Blood for such research is taken from the vein in the treatment room in the morning on an empty stomach. Pregnant women do this in a women's consultation. For reliable indicators it is necessary to observe several simple conditions:
- The last meal should be no later than 10-12 hours before the test.
- It is not recommended to take any medications before giving blood. If the patient takes medications that affect the coagulation system, this should be indicated in the direction.
- It is not recommended to drink before giving blood blood coffee, tea, sodas and especially alcohol. You can drink only a glass of clean drinking water.
- Emotional state can also influence the result, so it's better to sit in front of the office for a few minutes and calm down.
- Muscular overstrain may distort the results of the analysis, therefore it is not recommended to visit gyms and do heavy physical labor just before giving blood and the day before.
For the APTT rate, the norm in women and menis between 25 and 40 s. On the basis of sex, it does not differ, only during pregnancy it decreases slightly. Interpretation of the results of the study is carried out only by specialists.
How much is?
Pregnant women's consultation givenThe study is usually done free of charge provided there is a stamped referral from the doctor. All other citizens, if they wish, can pass such a research fee. Extended coagulogram costs about 3500 rubles. The basic parameters will be cheaper - from 700 to 1300 rubles.
What does the APTTV show below the norm?
In a survey of a coagulation system, one of theThe main parameters are the APTT index. Its rate is from 25 to 40 seconds. Recall, this parameter shows the time it takes to completely coagulate blood and form a blood clot. If this indicator is below 25 seconds, this fact may indicate a thickening of the blood and the risk of thrombosis. In pregnant women, for APTTV, the norm is 17 to 20 seconds. Usually, this condition during pregnancy does not require treatment and passes after delivery. In addition, a few thicken the blood can iron preparations, which are often prescribed to pregnant women with low hemoglobin figures.

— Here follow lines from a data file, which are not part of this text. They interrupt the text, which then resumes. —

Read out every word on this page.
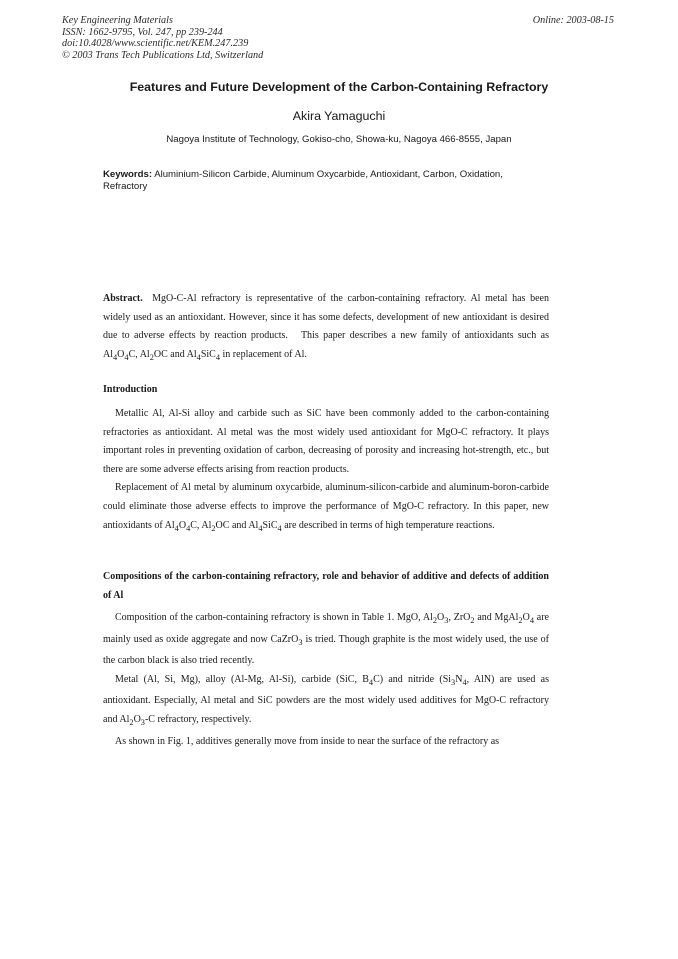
Key Engineering Materials
ISSN: 1662-9795, Vol. 247, pp 239-244
doi:10.4028/www.scientific.net/KEM.247.239
© 2003 Trans Tech Publications Ltd, Switzerland
Online: 2003-08-15
Features and Future Development of the Carbon-Containing Refractory
Akira Yamaguchi
Nagoya Institute of Technology, Gokiso-cho, Showa-ku, Nagoya 466-8555, Japan
Keywords: Aluminium-Silicon Carbide, Aluminum Oxycarbide, Antioxidant, Carbon, Oxidation, Refractory

Abstract. MgO-C-Al refractory is representative of the carbon-containing refractory. Al metal has been widely used as an antioxidant. However, since it has some defects, development of new antioxidant is desired due to adverse effects by reaction products. This paper describes a new family of antioxidants such as $Al_4O_4C$, $Al_2OC$ and $Al_4SiC_4$ in replacement of Al.

Introduction

Metallic Al, Al-Si alloy and carbide such as SiC have been commonly added to the carbon-containing refractories as antioxidant. Al metal was the most widely used antioxidant for MgO-C refractory. It plays important roles in preventing oxidation of carbon, decreasing of porosity and increasing hot-strength, etc., but there are some adverse effects arising from reaction products.

Replacement of Al metal by aluminum oxycarbide, aluminum-silicon-carbide and aluminum-boron-carbide could eliminate those adverse effects to improve the performance of MgO-C refractory. In this paper, new antioxidants of $Al_4O_4C$, $Al_2OC$ and $Al_4SiC_4$ are described in terms of high temperature reactions.

Compositions of the carbon-containing refractory, role and behavior of additive and defects of addition of Al

Composition of the carbon-containing refractory is shown in Table 1. MgO, $Al_2O_3$, ZrO$_2$ and $MgAl_2O_4$ are mainly used as oxide aggregate and now CaZrO$_3$ is tried. Though graphite is the most widely used, the use of the carbon black is also tried recently.

Metal (Al, Si, Mg), alloy (Al-Mg, Al-Si), carbide (SiC, $B_4C$) and nitride ($Si_3N_4$, AlN) are used as antioxidant. Especially, Al metal and SiC powders are the most widely used additives for MgO-C refractory and $Al_2O_3-C$ refractory, respectively.

As shown in Fig. 1, additives generally move from inside to near the surface of the refractory as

What is the increase in APTTV?
The APTT indicator above the norm cantestify to the presence in a person of a disease such as hemophilia, serious liver disease, such as cirrhosis, or a lack of vitamin K. In addition, an increase in this parameter is observed in the following cases:
- With a lack of coagulation factors.
- In the case of treatment of the patient with anticoagulants, for example, "Heparin" or "Warfarin."
- With hereditary blood diseases, such as von Willebrand disease.
- With DIC-syndrome.
Such a study of a coagulation system, like a coagulogram, is useful not only for pregnant women, but for all people. In case of any abnormalities, you need to see a doctor.